Alastair sat in a swivel chair in a gray, soulless office cubicle, tapping the end of his pen impatiently against the cheap, standard desk. Briefly he wondered how his life had come to this, but pushed that line of thought aside. They agreed to get jobs. He had no marketable skills, except for murder. He can try this. Stop thinking about it.

The blue screen in front of him constantly emitted its headache-inducing several-year-old-glow, and he had absolutely no idea what to do with it. The ring of several phones sounded in the background, answered by tones of forced pleasantry. Murder really wasn’t such a bad profession, now that he thinks about it- if he can just find someone to work for who won’t try to kill him… Perhaps he could be an assassin for the government- no, that would be far too much paperwork. And he couldn’t use magic. It probably wouldn’t pay as much as freelance work anyway. So who else might be hiring assassins…

He was almost deep enough in thought to forget his situation when the old plastic phone at his desk rang. For a few moments, he stared at it, like some foreign invasive object that was almost too absurd for him to be offended by. At some point in the limbo of the moments that followed the second ring, it occurred to him he was supposed to answer that.

Gingerly, he removed the phone from his base- as though holding it any harder might give him some incurable disease- and raised it to his ear. “Hello?”

An impatient woman was on the other end, her tone inconsolable. Clearly some great tragedy had befallen her which she would be harrowed by forever unless he could fix it. “Oh, thank goodness someone finally answered. I’ve just bought this laptop, you see- just yesterday- but I can’t get this error message to disappear, and I can’t click on anything else until it does. It reads-”

“Did you turn it off,” Alastair cuts her off, each voice carefully spaced and mechanically delivered, with only the slightest hint of malice, “and turn it back on again?”

The woman on the other end pauses, either surprised at a new idea or deeply offended, he was certain. “Why, that was very rude, young man. Did you know that I have been waiting an entire fifteen minutes to-”

“Did, you,” the growl in his voice is only barely concealed now, “turn it off, or didn’t you?”

Another pause. He supposed he might have sounded threatening enough that time for her to consider what he had said. “Well, no,” she began.
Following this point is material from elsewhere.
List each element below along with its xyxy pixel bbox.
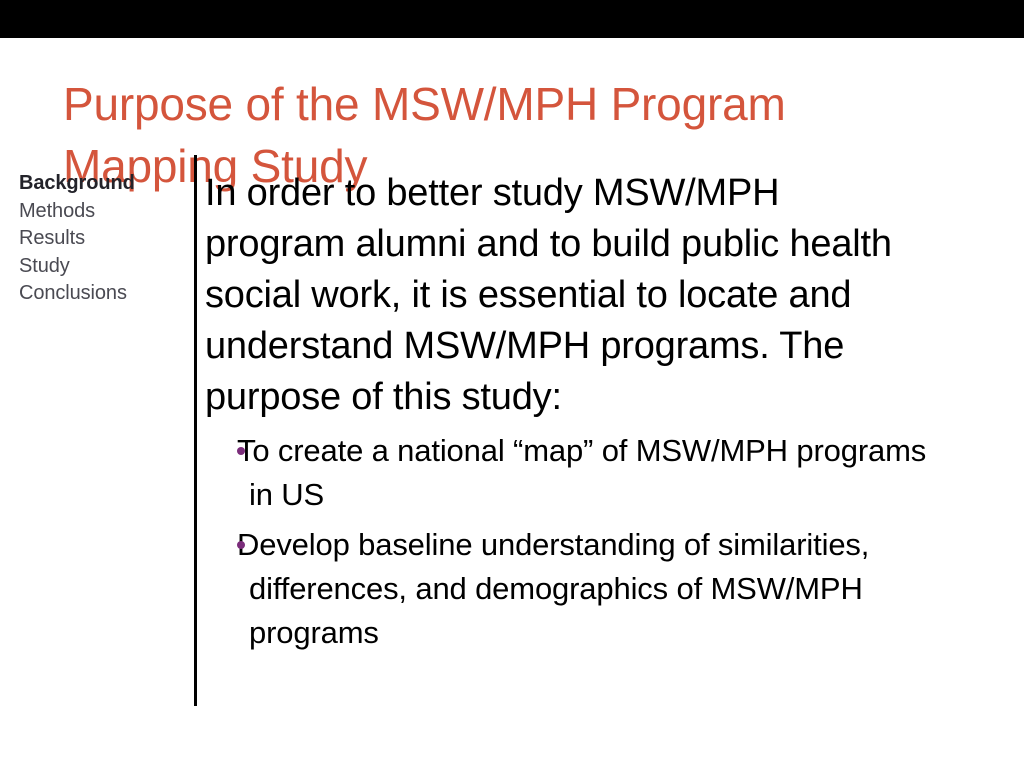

“Then do it.” he spat, as everything around him suddenly became utterly unbearable. Why is he wearing the same clothes as everyone else in this building? It’s not as though anyone he works with will ever see them. Everything is gray and dull and cheap and worthless- this job is completely worthless, people don’t need to make calls just to be told to restart the expensive machines that they don’t need. The uniformity, the sheer monotony of everything in the office was just overwhelming. What kind of person works here? Life is about feeling, experiencing extremes, learning about the world around you, but these people- they don’t need a soul mage to tear their emotions away, they’re doing it to themselves. Fuck.

“So, I’ve just turned it off, now what…” Alastair didn’t hear the rest of what she had to say. He wasn’t paying attention. He was putting the phone away- no, he was throwing it across the room. He’ll just turn the computer off- no, he’ll stab it, several times, and if a bout of gleeful laughter forms within him as he watches the sparks fly, he won’t stop it. The wires inside look better than the bland image of emails. In fact, anything would look better than what was already in this office, he decided.

A few moments later, all the windows on his floor of the skyscraper had blown out. The frames of cubicle walls were littered around the floor, the canvas within gone or burning, and a few scorched and notably disassembled bodies lay strewn about. Alastair stood up straight, breathing in the scent of smoke and blood. “Much better,” he declared, and then, “I will never try this again.”